I took an image of a Gulf Fritillary butterfly (Agraulis vanillae) laying an egg in west Vacaville (Solano County) on Christmas Day. She fluttered around a frost-bitten, caterpillar-eaten passionflower vine (Passiflora) as the temperature held steady at 65 degrees.
Then the butterfly dropped down, extended her abdomen, and laid an egg. A tiny yellowish egg, right in the middle of dozens of caterpillars and chrysalids. Somehow or another, these immature stages managed to survive our extended frost, when the mercury dipped to 22 degrees.
I told butterfly expert Art Shapiro, distinguished professor of evolution and ecology at UC Davis, about the egg-laying butterfly. Not so coincidentally, he was searching for adult butterflies in Vacaville today (temperature, 70 degrees), but didn't see any.

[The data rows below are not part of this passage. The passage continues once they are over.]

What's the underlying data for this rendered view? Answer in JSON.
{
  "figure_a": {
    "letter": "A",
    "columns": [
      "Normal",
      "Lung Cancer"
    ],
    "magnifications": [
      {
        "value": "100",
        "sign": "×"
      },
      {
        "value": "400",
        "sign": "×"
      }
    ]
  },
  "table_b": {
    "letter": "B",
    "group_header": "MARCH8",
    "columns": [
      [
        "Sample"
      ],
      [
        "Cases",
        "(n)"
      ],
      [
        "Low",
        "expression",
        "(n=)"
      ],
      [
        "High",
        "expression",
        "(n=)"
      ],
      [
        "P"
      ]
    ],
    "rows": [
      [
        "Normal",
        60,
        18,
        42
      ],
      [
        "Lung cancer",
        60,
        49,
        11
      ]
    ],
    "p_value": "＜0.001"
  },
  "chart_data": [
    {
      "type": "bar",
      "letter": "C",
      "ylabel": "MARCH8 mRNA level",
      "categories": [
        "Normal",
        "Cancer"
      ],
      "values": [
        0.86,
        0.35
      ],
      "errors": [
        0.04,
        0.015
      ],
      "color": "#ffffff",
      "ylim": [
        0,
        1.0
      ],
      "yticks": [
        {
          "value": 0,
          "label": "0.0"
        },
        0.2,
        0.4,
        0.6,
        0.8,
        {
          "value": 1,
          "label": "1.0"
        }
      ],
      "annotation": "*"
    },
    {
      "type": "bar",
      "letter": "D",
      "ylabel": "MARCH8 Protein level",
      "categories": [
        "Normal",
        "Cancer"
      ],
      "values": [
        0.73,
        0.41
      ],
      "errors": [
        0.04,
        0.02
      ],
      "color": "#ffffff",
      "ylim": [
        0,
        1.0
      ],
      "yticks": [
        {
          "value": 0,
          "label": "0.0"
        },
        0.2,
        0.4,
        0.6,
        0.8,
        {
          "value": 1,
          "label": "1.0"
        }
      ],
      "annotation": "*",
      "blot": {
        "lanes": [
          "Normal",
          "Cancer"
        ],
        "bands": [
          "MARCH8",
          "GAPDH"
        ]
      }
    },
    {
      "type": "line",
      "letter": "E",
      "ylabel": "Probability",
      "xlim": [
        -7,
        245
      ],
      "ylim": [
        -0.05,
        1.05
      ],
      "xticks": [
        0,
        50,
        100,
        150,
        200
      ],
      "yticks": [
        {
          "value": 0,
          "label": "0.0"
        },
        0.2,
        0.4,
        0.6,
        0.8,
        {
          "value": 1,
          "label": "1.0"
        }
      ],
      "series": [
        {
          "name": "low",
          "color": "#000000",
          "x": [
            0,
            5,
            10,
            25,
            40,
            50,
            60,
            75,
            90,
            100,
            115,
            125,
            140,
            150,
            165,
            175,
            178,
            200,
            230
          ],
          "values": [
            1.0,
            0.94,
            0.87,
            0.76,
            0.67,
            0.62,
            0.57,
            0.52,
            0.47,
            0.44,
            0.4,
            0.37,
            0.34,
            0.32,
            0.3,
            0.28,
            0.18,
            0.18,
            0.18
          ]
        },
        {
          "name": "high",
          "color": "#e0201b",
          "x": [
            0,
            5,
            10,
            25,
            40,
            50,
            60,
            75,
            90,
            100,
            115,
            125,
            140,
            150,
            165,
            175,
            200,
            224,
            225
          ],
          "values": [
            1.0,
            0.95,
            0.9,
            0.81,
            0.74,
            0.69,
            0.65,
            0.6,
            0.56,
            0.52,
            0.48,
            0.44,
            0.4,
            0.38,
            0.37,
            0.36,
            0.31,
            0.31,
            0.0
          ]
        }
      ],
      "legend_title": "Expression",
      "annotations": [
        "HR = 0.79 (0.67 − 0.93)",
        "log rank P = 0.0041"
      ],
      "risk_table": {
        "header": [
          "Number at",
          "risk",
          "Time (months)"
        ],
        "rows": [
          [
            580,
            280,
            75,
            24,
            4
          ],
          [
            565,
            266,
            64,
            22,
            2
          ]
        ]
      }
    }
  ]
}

Shapiro, who monitors the butterflies of Central California and posts information on his website, sounded the alarm about the comeback of these spectacular orange-red butterflies several ago. It was in September 2009 that he excitedly announced the re-appearance of the Gulf Frit after its four-decade absence in the Sacramento metropolitan area, and its three-decade absence in the Davis area.
The larvae or caterpillars of the Agraulis vanillae feed on the leaves of the passion flower vine; they eat "many but not all species of the genus Passiflora," Shapiro says. "There are no native members of this genus in the state of California, but several are widely cultivated in gardens."
It's a tropical and subtropical butterfly with a range that extends from the southern United States all the way to central Argentina. No one knows exactly when the first Gulf Frit first arrived in California, but "it was already in the San Diego area by about 1875," Shapiro said. It was first recorded in the San Francisco Bay Area around 1908.
The showy butterfly colonized both south Sacramento and the Winding Way/Auburn Boulevard area in the 1960s but by 1971 it "apparently became extinct or nearly so," recalled Shapiro, a Davis resident since 1971.
Now we know that at least some Gulf Frits survived the freezing temperatures--just when a setback threatened the comeback.